Kirkland advised on 12 deals worth $3.5bn in Asia in the first half of this year, and nine deals with a similar value in the same period of 2021. Its work was dwarfed by Simpson Thacher & Bartlett, which holds a leading relationship with private equity giant Blackstone in Asia and advised on deals worth $21bn in the first half of 2022, and by Latham & Watkins, which advised on deals worth $14.7bn.
Kirkland is still considered the “number two” option for some of the world’s largest funds in Asia such as KKR, Carlyle and Blackstone, according to some of the firm’s partners. One described the strategy as being “diversified”, meaning its key relationships were spread across several buyout groups and the firm was not “desperately trying to maximise our revenue”.
“The secret sauce of our global success is doing a lot of private equity deals that aren’t necessarily the biggest deals, but the clients pay and the deals are complicated,” the person added. “Rather than doing a $10bn deal which is straightforward and making $500,000, we do the $100mn deals where they pay $5mn.”
Like all large US corporate law firms, Kirkland does not break down its revenues and profits by region. Partners at the firm said that it prefers to measure its financial performance by sector: more than three-quarters of its fees globally are deal-related.
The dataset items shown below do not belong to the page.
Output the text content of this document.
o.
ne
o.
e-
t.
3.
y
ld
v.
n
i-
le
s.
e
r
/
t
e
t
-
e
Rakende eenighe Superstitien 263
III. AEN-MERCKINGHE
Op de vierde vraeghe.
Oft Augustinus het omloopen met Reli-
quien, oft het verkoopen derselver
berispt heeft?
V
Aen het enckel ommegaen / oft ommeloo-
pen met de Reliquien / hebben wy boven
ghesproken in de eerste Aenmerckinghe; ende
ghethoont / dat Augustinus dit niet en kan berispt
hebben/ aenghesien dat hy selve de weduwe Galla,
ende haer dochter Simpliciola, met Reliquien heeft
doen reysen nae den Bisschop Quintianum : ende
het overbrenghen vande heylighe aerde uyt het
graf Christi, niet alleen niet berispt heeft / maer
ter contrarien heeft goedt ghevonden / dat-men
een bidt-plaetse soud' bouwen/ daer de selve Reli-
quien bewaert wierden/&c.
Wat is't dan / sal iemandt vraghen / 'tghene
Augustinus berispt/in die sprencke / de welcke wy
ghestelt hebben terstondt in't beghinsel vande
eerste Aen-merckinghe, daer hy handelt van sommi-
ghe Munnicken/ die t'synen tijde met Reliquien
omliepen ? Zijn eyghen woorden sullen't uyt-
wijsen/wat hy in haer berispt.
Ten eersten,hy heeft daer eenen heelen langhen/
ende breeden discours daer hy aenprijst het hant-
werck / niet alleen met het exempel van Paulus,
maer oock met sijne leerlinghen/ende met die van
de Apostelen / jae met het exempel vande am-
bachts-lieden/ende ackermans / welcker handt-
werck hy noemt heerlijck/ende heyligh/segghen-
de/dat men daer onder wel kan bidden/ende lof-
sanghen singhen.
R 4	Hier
The Hong Kong office is profitable, according to several people close to it, but the Asia hub, like its Europe offices, is dwarfed by Kirkland’s immense US practice, where its biggest mandates are typically corporate bankruptcies. The firm’s single global balance sheet means its Hong Kong partners benefit from this success.
But they are also operating in increasingly uncertain waters. Kirkland is heavily exposed to China; unlike most of its rivals it does not have offices in Singapore, Seoul or Tokyo. And now, just as some of its biggest clients are forced to pull money out of China amid escalating geopolitical tensions, Kirkland’s Hong Kong office has to prove its efforts have been worth the costs.
“The problem for Kirkland in Hong Kong is . . . they may be profitable but proportionately it is so small,” said one of the former partners, who added that “even in our strongest billing year, where we billed tens of millions” the office only reached number nine in the firm’s list of highest-earning global assignments.
Another of the firm’s former partners said: “Ten years is a long time, [the leadership] is no longer seeing it as an investment, they want to see results.”